06 June 2008

Emo slut

Last night, as I begged Master to cut me, he said, "Are you an emo slut? Or just a slutty emo?" and for a second, I felt like I'd been sprung… exposed… a secret discovered. Of course, that is one of my Master's most captivating talents – he sees right through me, and speaks aloud exactly what makes me shy away.

I would like to pretend I am a poster girl for cheerful, emotionally stable submissives, but I most definitely am not. I am moody and anguished. I am drawn to darkness, and to the 'edge'. I try and hide it, even from myself, but a part of me is fascinated with the idea of my own destruction. I want to feel my blood running over my skin. I want to feel my head float away from lack of oxygen. I want to feel the fear and exhilaration of wondering if I will live through this. Recently when Master released his hold on my throat and allowed me to gasp for air again, I thanked him for my breath… for my life. I remember thinking I would also have wanted to thank him if he had chosen to deny it.


No, I am no rainbows and fairies girl.


But my Master makes me feel light. Pleasing him I feel blessed, comforted, and secure. I feel I can live and be happy. As he said to me more than once, I can do anything.

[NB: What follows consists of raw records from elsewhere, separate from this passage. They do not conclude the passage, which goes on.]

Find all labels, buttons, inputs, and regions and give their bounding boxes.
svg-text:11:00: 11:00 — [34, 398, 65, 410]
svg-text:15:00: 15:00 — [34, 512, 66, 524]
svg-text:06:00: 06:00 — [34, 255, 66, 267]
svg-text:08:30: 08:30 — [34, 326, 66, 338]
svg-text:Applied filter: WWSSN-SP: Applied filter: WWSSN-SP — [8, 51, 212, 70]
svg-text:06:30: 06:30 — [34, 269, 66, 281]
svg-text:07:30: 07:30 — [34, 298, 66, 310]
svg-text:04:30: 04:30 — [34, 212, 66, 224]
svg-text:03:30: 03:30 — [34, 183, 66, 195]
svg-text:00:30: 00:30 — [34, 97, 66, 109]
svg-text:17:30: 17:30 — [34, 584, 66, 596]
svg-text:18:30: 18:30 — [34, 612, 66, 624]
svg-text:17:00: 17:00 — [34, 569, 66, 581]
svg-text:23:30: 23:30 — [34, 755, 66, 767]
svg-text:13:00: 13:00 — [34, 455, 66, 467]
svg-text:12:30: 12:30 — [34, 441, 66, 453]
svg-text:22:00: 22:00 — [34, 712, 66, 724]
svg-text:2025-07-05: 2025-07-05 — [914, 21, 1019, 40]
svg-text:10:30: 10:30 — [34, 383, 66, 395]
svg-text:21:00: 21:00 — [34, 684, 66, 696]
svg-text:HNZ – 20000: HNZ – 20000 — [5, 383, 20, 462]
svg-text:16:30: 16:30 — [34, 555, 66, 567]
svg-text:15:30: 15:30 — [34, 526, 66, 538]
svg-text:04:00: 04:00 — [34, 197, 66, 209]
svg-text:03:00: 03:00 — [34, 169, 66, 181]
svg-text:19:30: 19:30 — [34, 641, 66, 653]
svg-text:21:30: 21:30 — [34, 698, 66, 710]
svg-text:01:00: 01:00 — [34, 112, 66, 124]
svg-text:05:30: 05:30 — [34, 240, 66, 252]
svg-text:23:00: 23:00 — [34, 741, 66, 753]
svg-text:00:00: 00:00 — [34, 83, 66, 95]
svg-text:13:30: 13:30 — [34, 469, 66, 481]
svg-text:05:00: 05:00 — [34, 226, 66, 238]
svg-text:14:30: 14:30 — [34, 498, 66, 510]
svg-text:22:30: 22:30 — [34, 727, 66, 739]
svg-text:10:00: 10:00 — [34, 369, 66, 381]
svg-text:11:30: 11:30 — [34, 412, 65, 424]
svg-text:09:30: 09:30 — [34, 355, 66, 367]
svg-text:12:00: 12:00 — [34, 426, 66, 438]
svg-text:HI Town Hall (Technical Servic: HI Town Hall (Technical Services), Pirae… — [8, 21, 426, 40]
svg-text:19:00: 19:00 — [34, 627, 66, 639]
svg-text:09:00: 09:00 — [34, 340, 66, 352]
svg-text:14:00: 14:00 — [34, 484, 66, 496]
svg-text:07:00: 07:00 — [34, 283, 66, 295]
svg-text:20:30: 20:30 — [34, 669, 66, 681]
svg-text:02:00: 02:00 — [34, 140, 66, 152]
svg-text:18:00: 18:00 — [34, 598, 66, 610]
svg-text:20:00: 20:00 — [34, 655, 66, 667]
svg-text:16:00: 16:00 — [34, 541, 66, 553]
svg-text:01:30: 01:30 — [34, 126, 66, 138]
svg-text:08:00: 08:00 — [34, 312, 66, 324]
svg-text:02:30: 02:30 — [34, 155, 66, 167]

Today I had the pleasure of being the subject of a media interview – with my Master's permission, to talk publicly on radio about what it is like to be a slave without limits. The portion they played was short and sweet and positive, and I was pleased to hear what they chose to include. But there was one hard question they asked that was edited out of the final… they said, "has he brainwashed you?" That was a question I couldn't answer – not in a public statement. Instead I laughed. The response on my lips, though, was "I don't care." If the type of training my Master performs on me – on my heart, and on my mind – is brainwashing, then so be it! I am just as grateful to him no matter what the name.

.... and it doesn't stop there

I was on my back, my arms spread wide and tied to the bedposts, almost hyperventilating with nerves. Master had just played back his recording of what I'd said to him: "Please, would you shit in my mouth, Sir?" The recording meant even more than the act – he had my plea, my longing, and there was no taking it back. A part of me tried to believe he wouldn't really do it… reaching for denial. But I needed to ask for it, the time was right. I opened my mouth and shut my eyes, and my mind was crowded with thoughts that came down to "YES/NO". Trying not to move. Putting all my will towards keeping my mouth open. Not failing him. Oh god, this is disgusting….

… and next thing I know, there is something in my mouth, and I gasp with shock so hard that for a second I am choking on it. It momentarily occurs to me how utterly absurd it would be to die now, choking on my Master's shit while he shifts position to fuck me, and then it dislodges and I can breathe again, but fuck its still in my mouth, and I can't move my hands and I can't sit up and I can't get it out of there…. And Master tells me to come, and I try, I really try, but for the first time since I've known him I simply can't… it's too shocking…


… But he was so pleased with me. I have never seen him smile so proudly. It was horrible, and I did it, and I would do it again for him. No matter what. Because I have proven it – I have no limits for my Master. He smiled and said to me later, "Now you have reached the point where you are really of use to me," and I felt elated… finally, two years of training and I know I have really become something he truly wants… something he would not throw away.